For Madeline Goddard, ecosystems such as the one in northern Australia are essential to the survival of the planet.
“I think historically, they’ve had a rough patch, but I think the more we learn about them, the more we discover their importance and how many ecosystem services they provide’‘, Goddard said.
I think the more we learn about them, the more we discover their importance and how many ecosystem services they provide.
In addition to providing habitat for marine life, mangrove forests are a reservoir of carbon.
“So they absorb all this sunlight, convert it into energy, grow the leaves and, yes, the carbon stays in the system. He falls off the tree, falls to the ground, buries himself, and the carbon stays in the mud”, she added.
As the global climate warms, and polar ice caps melt, the “sea bed” is expected to rise around the world. Thus encompass many tropical mangroves by the end of the century, if they do not adapt.

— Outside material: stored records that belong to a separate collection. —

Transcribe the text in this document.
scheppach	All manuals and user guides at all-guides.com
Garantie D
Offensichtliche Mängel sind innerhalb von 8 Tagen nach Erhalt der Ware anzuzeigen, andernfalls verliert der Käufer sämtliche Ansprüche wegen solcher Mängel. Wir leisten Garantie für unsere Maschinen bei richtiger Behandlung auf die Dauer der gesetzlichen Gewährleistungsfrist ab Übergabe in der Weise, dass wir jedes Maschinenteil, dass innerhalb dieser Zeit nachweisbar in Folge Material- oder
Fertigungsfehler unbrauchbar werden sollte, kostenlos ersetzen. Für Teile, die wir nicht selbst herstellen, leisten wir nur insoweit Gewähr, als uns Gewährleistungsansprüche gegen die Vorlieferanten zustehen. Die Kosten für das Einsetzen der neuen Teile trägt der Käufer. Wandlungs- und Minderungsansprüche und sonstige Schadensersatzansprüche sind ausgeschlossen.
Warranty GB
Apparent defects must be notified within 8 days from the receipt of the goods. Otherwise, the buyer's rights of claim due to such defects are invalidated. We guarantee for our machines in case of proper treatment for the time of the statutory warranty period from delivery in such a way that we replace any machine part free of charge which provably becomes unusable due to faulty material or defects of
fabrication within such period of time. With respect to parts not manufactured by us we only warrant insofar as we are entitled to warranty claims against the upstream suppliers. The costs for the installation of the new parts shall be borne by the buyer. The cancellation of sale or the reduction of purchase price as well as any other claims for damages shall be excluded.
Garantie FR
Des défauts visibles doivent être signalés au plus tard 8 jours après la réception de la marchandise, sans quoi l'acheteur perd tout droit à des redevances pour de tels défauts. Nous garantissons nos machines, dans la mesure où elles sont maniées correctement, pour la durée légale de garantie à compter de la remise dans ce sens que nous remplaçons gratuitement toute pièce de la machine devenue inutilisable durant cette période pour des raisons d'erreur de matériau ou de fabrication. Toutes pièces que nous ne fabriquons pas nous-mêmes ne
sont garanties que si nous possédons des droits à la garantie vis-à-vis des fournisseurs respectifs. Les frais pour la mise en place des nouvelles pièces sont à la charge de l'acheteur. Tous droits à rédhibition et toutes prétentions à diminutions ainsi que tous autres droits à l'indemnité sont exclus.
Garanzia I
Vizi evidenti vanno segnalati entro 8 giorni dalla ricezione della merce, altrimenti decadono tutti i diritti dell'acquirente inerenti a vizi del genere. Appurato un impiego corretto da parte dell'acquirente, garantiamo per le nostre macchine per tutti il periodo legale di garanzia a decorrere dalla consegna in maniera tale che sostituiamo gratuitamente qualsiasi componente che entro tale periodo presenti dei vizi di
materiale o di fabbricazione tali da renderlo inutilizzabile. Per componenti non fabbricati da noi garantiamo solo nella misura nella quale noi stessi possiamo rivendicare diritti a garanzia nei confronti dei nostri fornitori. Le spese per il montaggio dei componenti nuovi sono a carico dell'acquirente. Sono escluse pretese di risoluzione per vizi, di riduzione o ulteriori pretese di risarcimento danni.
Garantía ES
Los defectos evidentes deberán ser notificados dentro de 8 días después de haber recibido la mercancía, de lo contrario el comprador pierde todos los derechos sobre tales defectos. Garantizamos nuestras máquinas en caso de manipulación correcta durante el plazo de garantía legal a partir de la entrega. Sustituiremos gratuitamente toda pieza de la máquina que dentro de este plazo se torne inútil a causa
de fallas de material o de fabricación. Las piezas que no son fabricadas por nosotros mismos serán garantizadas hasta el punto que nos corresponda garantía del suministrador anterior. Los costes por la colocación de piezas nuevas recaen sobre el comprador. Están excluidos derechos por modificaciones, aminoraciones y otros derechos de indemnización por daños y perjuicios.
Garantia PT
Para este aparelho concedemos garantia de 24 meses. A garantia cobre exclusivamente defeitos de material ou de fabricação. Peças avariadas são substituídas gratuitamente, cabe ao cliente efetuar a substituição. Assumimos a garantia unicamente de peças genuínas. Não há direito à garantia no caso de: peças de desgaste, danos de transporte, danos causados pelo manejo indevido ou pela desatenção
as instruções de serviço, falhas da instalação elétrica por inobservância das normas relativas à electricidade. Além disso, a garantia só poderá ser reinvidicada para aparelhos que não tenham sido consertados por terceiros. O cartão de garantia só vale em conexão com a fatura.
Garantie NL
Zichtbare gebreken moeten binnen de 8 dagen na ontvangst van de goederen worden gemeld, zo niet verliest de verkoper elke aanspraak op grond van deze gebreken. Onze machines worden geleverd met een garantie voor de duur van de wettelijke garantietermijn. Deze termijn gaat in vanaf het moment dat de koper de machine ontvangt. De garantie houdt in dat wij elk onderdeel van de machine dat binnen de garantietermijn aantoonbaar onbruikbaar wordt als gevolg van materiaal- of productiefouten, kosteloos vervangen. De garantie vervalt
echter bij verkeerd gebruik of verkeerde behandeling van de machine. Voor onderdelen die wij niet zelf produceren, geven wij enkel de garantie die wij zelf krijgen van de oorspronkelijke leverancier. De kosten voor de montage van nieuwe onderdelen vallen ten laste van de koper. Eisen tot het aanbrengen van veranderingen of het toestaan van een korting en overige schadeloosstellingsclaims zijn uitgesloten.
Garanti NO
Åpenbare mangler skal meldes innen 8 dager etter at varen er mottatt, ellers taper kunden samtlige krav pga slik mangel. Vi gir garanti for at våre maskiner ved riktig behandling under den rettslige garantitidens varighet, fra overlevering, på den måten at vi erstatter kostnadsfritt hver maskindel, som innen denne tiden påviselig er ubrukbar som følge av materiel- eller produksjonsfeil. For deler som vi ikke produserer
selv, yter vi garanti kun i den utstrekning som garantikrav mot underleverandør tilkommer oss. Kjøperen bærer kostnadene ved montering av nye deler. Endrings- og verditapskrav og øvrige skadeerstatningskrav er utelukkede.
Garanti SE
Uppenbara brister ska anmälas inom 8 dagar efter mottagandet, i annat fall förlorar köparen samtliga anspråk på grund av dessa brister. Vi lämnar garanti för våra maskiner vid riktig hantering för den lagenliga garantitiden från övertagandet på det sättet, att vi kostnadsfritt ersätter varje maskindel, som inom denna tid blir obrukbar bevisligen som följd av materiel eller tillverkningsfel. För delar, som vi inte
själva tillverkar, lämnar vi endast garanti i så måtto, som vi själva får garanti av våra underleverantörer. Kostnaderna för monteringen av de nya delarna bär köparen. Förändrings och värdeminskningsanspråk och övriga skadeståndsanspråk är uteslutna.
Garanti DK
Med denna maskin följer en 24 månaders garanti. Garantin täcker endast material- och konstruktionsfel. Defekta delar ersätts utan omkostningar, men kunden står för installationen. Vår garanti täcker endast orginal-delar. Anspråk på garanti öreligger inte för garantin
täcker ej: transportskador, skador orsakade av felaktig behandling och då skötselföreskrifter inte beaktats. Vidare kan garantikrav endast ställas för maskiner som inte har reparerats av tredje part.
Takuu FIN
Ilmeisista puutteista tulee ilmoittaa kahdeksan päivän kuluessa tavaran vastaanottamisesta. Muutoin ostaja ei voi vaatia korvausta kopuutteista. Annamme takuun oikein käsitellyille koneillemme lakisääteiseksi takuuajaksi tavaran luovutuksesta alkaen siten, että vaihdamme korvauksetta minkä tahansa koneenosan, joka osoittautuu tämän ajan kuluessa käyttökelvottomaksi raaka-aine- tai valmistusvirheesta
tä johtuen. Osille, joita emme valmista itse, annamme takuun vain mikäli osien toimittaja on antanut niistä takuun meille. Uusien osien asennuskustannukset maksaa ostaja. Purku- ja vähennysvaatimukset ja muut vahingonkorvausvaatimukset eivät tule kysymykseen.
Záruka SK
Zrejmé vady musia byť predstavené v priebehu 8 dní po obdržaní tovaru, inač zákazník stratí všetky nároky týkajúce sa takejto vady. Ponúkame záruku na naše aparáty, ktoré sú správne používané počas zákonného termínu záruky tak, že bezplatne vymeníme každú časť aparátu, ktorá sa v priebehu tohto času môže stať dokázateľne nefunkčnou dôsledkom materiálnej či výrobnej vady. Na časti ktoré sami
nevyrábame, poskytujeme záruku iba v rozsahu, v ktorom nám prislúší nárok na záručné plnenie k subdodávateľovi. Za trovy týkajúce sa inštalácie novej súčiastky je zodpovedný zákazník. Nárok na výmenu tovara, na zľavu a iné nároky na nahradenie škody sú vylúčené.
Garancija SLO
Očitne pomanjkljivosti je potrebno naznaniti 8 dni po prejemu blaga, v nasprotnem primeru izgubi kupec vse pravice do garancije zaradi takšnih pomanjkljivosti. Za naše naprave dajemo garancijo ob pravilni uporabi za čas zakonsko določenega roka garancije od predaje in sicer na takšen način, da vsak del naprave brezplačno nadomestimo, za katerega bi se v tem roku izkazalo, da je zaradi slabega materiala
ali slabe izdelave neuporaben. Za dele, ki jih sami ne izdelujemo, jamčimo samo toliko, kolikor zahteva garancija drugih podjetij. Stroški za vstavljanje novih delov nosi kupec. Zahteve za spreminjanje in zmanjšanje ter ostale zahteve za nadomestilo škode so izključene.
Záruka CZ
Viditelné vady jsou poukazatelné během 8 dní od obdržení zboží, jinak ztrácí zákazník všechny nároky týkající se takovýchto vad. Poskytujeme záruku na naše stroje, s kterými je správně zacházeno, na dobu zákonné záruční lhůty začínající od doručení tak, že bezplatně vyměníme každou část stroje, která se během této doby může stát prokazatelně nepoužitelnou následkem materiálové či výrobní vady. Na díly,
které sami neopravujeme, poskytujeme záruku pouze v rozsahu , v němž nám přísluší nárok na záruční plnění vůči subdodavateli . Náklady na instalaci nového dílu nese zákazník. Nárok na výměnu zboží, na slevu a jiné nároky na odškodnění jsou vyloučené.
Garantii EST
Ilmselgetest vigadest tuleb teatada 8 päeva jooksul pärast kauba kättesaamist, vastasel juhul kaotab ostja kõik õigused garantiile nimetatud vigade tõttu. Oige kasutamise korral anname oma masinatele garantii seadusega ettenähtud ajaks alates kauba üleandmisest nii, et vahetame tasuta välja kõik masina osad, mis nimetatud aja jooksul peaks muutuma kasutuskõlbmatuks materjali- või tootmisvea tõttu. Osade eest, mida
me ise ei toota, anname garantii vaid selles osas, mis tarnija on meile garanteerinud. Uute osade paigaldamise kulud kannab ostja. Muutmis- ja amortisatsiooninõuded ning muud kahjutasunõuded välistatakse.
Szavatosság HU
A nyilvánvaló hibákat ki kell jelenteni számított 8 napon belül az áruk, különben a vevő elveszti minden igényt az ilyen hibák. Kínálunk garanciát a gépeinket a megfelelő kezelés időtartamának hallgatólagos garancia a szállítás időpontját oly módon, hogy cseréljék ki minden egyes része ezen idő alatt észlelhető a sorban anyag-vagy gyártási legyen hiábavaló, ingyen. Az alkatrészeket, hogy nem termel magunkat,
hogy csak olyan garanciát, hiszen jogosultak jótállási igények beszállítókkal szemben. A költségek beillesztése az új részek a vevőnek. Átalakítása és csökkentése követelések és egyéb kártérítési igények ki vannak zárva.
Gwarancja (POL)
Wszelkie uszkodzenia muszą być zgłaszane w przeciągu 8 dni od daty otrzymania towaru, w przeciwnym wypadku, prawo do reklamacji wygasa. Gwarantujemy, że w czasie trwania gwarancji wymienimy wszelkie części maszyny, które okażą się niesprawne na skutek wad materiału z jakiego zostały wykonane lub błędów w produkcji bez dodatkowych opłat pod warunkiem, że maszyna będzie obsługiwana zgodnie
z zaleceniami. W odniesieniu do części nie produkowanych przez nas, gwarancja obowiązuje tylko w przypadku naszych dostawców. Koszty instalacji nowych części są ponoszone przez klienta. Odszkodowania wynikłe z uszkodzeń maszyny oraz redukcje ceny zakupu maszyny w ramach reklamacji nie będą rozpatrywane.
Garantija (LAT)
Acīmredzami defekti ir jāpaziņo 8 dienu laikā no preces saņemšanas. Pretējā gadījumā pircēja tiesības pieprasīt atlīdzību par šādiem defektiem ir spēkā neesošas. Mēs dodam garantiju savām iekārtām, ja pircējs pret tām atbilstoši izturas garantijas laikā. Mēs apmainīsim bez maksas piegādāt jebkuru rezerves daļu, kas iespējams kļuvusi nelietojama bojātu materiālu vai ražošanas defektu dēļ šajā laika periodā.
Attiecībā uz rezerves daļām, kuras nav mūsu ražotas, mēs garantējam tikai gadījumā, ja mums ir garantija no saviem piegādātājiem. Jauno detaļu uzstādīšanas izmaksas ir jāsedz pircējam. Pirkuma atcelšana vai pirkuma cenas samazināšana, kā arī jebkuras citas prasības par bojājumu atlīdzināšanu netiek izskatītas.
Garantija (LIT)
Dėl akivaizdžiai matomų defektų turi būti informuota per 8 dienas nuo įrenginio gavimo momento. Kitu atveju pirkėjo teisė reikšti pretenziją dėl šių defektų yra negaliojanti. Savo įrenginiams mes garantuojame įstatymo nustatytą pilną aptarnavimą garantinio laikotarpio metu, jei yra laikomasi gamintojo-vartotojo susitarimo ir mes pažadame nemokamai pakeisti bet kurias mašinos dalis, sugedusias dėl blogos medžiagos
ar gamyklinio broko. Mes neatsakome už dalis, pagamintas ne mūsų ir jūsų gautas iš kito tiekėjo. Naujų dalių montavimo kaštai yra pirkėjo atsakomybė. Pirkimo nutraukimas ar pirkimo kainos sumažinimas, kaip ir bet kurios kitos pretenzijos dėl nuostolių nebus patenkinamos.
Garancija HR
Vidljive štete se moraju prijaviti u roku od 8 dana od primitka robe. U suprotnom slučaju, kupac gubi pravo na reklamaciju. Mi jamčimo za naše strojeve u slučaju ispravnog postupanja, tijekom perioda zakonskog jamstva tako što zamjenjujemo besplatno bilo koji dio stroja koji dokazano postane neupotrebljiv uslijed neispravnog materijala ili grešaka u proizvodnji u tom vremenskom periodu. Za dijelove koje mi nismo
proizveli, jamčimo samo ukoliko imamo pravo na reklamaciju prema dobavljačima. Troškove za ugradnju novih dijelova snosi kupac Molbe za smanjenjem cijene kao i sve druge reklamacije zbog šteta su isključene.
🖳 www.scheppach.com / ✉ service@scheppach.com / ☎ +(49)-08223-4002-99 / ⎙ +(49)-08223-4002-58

Expert say the solution lies in protect the surrounding land so that mangrove forests can extend inland.
“What is really crucial is that they can also move inland, because sea level rise increases the time of flooding, so the area behind the mangroves is a place where they can settle’‘. Goddard said.
This could only solve the tip of the iceberg, as many coastal environments remain threatened by global climate change.